Diablo 4 is now too easy
When I say game balance, I don’t mean how one class performs compared to others. Gone are the days of Barbarian and Sorcerer supremacy: now every class has a nearly equally-busted collection of fantastic builds. No, I mean game balance of the player-versus-enemy variety. The game is, for the majority of an average player’s experience, easy to a degree that borders on braindead.
This isn’t an unexpected result of objective increases to player power and agency in the form of Tempering and the new, absolutely bonkers affixes it brings. Even just throwing a few build-appropriate affixes on your weapons will give you more felt power than ten or fifteen levels would. But still, in an effort to preserve “fun,” it seems the team more than slightly overshot the mark, resulting in a leveling experience that feels about as frictional as a freshly-Zamboni’d hockey rink.

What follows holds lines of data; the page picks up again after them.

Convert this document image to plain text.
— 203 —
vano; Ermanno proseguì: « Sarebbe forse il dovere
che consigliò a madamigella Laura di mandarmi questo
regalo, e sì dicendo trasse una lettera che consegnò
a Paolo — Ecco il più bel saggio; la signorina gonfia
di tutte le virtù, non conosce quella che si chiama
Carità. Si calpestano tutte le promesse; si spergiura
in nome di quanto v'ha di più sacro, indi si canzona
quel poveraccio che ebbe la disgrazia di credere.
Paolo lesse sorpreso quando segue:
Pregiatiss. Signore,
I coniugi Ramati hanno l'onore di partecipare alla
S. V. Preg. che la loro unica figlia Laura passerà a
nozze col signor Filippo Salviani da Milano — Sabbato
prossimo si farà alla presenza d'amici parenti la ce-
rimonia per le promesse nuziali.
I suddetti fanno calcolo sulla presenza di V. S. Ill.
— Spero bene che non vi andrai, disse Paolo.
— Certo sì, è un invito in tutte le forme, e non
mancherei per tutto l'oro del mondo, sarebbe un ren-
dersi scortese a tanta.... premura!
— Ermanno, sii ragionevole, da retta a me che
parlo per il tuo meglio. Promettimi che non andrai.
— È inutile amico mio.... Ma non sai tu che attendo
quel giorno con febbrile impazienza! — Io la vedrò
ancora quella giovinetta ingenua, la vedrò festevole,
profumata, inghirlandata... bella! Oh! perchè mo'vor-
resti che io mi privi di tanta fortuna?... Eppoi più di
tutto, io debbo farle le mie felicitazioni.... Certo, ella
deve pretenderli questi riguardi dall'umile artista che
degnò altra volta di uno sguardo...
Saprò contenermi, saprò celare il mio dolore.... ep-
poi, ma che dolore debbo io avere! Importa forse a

Until endgame, the game is a breeze
I knew there was a slightly more serious problem than the game being a little too easy when I was face-rolling Capstone Dungeons (required to progress to the next World Tier difficulty) upwards of 20 levels earlier than I should have been just to feel something. Even then, when I’d progressed to a zone where enemies’ levels displayed an ominous “you’re not supposed to do this yet” red hue, I was cutting them down all the same.
To be fair, blasting enemies in the dozens, hundreds, and thousands is fun.. for a little while. But after reaching level 80 or so my eyes are starting to glaze over every time I enter the game, run headfirst into the Helltide after popping a Profane Mindcage and utterly decimate every foe with the press of a button. Even World Bosses die in a matter of seconds. There’s no longer a measuring stick for player power besides the endgame Pit because from the moment your build starts to function until the moment enemies start one-shotting you in the Pit, the amount of pushback you’ll be getting from foes will remain around zero.
The Diablo 4 grind is no longer rewarding
Diablo 4 is primed to be the perfect “brain-off” game. Action RPGs in general are my go-to “second screen” games that I use to catch up on YouTube videos which may or may not have recently included a four hour essay on the failed Star Wars hotel. But the “brain-off” properties should probably come after you’ve spent some time crafting a build, earning great loot, and upgrading your character until your mere presence causes rooms of enemies to explode instantly. By offering this fantasy almost immediately, players are being robbed of the draw of action RPGS entirely: to start out annoyingly underpowered and eventually becoming a God.